A summer of weird selection decisions that resulted in players coming and going, the opposite of having a core group who prepared for the CT by playing game after game together as a group, also resulted in the absence of any clear identity, style or simply a plan. Think back to the last World Cup; there was a predictability about how the Blackcaps played their ODI cricket. Not in a bad way though, in a great way where that predictability resulted in everyone doing their specific job to the best of their ability. Made possible thanks to a clarity in the selections and what the team was trying to achieve.

The first issue is that the only identity or plan visible in this Blackcaps team seemed to be the same identity from that 2015 World Cup, only without Brendon McCullum. Even if the Blackcaps had worked hard all summer long to drill their style of play into a group of 15 cricketers against Australia and Bangladesh (who they knew they'd face in the CT) as well as the quality of South Africa, it's hard to maintain that when players were selected directly from the IPL without taking part in the kiwi summer.

Aotearoa didn't even get that far though. You can't establish an identity or simply practice your core role that you are going to have to execute under pressure at the CT, when guys like Matt Henry, Lockie Ferguson, Henry Nicholls, Colin de Grandhomme, Colin Munro, Tom Latham and Ish Sodhi endured inconsistent game time. None of that group played a CT game though because players who hadn't even played an ODI for Aotearoa last summer were selected. One would assume it's even more difficult to practice your role (under pressure against quality opposition) when you're not in the team, right?

We all want the Blackcaps to perform strongly and we need to rid ourselves of any underdog tag as we have the cricketing talent in this country to be a legit top-tier nation. I was not and am not overly distraught by the madness though because it has to result in some sort of change moving forward. This CT result is not rock-bottom, this summer as a whole is rock-bottom and I'm now super excited by what the future holds.

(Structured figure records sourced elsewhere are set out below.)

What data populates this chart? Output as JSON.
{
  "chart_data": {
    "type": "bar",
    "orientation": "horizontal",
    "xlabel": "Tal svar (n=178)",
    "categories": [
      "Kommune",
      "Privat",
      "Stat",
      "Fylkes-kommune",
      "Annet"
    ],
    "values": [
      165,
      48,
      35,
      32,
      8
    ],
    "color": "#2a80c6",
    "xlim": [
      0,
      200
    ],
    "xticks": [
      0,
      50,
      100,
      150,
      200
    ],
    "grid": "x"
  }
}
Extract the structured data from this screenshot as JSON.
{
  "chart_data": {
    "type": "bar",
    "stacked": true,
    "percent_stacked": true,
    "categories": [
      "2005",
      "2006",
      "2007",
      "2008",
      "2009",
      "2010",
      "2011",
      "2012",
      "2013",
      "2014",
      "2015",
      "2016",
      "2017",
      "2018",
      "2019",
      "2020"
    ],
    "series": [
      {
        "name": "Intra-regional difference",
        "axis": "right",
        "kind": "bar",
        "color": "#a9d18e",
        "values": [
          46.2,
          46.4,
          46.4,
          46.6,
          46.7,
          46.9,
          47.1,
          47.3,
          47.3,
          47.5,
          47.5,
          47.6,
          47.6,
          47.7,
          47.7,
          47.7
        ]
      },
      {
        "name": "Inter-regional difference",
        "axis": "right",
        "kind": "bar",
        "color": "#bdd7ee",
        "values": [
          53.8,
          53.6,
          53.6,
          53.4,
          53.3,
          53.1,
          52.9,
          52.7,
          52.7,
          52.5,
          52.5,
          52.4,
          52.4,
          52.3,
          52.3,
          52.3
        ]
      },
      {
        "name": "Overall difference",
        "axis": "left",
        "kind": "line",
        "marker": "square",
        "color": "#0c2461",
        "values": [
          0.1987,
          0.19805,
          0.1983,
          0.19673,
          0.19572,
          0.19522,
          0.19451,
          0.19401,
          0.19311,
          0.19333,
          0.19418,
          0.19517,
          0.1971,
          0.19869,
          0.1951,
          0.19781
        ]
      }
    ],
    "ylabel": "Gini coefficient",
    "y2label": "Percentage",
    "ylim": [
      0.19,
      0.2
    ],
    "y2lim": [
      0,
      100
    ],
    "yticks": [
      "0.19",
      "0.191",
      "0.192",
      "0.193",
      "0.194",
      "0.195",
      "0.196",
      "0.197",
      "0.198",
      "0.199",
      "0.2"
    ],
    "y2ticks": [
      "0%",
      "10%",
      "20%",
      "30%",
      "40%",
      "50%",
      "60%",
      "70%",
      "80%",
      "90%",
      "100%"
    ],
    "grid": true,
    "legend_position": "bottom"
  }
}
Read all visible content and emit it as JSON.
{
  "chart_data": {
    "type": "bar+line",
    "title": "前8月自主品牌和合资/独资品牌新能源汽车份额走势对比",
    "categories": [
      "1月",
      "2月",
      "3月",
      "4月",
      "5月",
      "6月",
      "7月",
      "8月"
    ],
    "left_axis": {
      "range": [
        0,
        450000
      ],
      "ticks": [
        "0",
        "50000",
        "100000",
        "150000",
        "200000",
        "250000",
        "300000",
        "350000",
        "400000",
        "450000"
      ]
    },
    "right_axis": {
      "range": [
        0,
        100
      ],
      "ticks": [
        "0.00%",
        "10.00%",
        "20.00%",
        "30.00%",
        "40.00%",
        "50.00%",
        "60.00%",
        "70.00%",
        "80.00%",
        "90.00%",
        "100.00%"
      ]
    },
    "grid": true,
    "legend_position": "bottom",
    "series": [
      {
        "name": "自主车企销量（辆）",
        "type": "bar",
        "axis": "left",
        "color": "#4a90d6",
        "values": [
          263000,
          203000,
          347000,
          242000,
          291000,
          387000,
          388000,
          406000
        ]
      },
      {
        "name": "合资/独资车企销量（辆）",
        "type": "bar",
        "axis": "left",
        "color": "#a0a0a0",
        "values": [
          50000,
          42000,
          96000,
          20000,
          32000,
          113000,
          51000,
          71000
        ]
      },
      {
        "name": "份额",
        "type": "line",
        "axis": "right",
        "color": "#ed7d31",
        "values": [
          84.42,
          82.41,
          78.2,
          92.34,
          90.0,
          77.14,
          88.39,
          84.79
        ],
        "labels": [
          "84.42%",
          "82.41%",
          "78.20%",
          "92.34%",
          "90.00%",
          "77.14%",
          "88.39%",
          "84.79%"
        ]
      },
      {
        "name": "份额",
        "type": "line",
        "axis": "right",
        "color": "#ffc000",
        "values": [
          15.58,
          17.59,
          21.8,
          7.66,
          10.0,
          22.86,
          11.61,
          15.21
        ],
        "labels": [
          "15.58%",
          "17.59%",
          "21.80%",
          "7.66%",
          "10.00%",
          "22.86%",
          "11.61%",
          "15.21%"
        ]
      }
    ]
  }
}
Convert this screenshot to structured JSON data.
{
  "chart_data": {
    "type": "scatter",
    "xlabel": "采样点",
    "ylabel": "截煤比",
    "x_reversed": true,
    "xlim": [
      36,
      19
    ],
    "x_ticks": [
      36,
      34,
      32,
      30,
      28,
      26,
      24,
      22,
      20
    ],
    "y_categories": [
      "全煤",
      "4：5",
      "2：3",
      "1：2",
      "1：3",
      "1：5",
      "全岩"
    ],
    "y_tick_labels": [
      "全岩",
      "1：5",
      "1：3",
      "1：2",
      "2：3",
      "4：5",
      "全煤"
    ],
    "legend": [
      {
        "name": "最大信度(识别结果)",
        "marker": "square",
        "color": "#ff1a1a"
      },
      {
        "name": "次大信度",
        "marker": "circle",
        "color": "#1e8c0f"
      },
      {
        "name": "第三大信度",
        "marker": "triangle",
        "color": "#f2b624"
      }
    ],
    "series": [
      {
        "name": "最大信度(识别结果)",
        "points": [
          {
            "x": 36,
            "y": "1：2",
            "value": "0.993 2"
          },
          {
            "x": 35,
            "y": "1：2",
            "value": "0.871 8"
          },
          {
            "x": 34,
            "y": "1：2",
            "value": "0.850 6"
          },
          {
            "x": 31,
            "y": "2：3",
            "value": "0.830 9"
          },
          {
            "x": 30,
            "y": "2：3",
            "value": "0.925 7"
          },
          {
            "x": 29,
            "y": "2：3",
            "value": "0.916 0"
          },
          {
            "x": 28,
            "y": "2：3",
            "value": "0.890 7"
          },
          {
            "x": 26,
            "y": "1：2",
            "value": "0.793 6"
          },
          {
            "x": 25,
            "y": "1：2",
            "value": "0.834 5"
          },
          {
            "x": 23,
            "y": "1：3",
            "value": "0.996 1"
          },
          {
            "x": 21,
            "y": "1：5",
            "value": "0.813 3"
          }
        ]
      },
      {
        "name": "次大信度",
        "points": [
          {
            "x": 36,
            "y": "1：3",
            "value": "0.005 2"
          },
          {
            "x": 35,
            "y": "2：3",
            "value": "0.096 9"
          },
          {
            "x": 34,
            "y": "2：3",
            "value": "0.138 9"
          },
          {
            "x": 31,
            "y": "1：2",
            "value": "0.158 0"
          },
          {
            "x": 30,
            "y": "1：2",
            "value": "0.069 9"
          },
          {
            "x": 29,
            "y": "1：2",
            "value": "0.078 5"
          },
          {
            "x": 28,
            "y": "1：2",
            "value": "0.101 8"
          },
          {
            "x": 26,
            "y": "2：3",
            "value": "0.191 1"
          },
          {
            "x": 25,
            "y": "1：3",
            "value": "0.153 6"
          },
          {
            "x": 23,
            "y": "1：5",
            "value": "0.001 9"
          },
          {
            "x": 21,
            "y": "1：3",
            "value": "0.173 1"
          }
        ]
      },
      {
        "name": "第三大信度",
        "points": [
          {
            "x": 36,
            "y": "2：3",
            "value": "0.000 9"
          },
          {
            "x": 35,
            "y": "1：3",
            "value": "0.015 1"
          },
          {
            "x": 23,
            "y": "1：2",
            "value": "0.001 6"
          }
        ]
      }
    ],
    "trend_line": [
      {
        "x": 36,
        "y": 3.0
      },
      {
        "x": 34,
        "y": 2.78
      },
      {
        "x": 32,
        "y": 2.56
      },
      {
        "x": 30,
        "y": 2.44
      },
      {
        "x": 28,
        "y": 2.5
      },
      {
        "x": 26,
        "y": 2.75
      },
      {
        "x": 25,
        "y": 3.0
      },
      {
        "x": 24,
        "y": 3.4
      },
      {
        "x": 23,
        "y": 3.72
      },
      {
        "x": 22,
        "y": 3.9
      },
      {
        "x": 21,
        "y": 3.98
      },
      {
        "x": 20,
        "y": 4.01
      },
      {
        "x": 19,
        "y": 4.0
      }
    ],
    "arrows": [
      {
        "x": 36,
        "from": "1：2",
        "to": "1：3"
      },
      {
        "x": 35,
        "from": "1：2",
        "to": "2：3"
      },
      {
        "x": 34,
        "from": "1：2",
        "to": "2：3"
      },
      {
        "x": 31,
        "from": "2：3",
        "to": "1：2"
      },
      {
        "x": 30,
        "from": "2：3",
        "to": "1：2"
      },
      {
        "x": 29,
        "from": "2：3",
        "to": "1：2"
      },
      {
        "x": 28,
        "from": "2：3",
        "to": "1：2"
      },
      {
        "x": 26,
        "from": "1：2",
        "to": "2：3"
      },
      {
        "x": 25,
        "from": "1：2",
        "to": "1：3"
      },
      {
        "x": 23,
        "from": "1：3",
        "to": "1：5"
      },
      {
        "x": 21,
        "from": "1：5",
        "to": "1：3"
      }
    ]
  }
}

Rock-bottom is when you can't find any information about Under 19 tours or Aotearoa 'A' tours and in the past 12 months the Niche Cache has named more teams and squads than NZ Cricket has. As kiwis we have bid farewell to anything that resembles a five-Test series and we are now fed a diet of limited-overs cricket. All that limited overs cricket has the sole purpose of boosting the bank balances of NZ Cricket, which ignores how popular Test cricket is in Aotearoa and the financial boost of limited-overs gluttony doesn't appear to be funding extensive tours overseas to develop our young cricketers. 

Kiwi cricket has moved backwards and unlike mainstream media who like to paint new skipper Kane Williamson or other players as the reason why, I'm all in favour of the players as they aren't being put in the best position to achieve success. England cricketers talked about how they changed the way they played cricket and the word 'fear' was used regularly. What I see in kiwi cricketers is fear and that fear is justified because as soon as you don't perform (take Henry, Ferguson, Nicholls, Latham for example) you are dropped and it's a cycle that repeated itself all summer.

Funnily enough, we have a culture of fear in the Blackcaps that has been developed by those who select squads. Williamson has a hand in selected teams, although I really struggle to imagine Williamson as a someone who is learning how to captain the Blackcaps and is learning how goes about establishing himself as a leader, advocates for players to come and go, unsettling his team.

I love this though. I love that we have got to this point where we have a young captain and young cricketers in Aotearoa that I am confident in saying is the most talented wave of cricketers I've seen. The vast majority of those cricketers weren't in the Champions Trophy squad, some featured in sporadic (limited-overs) appearances this summer and many are impressing on the domestic circuit. 

As I whip up an exploration into that wave of cricketers, ponder to yourselves what the current decision-makers (Lesson etc) have done to suggest that they are the best people to take kiwi cricket into an exciting future. I've pondered that all summer and the answer is nothing, I have no faith in them to lead kiwi cricket towards glory.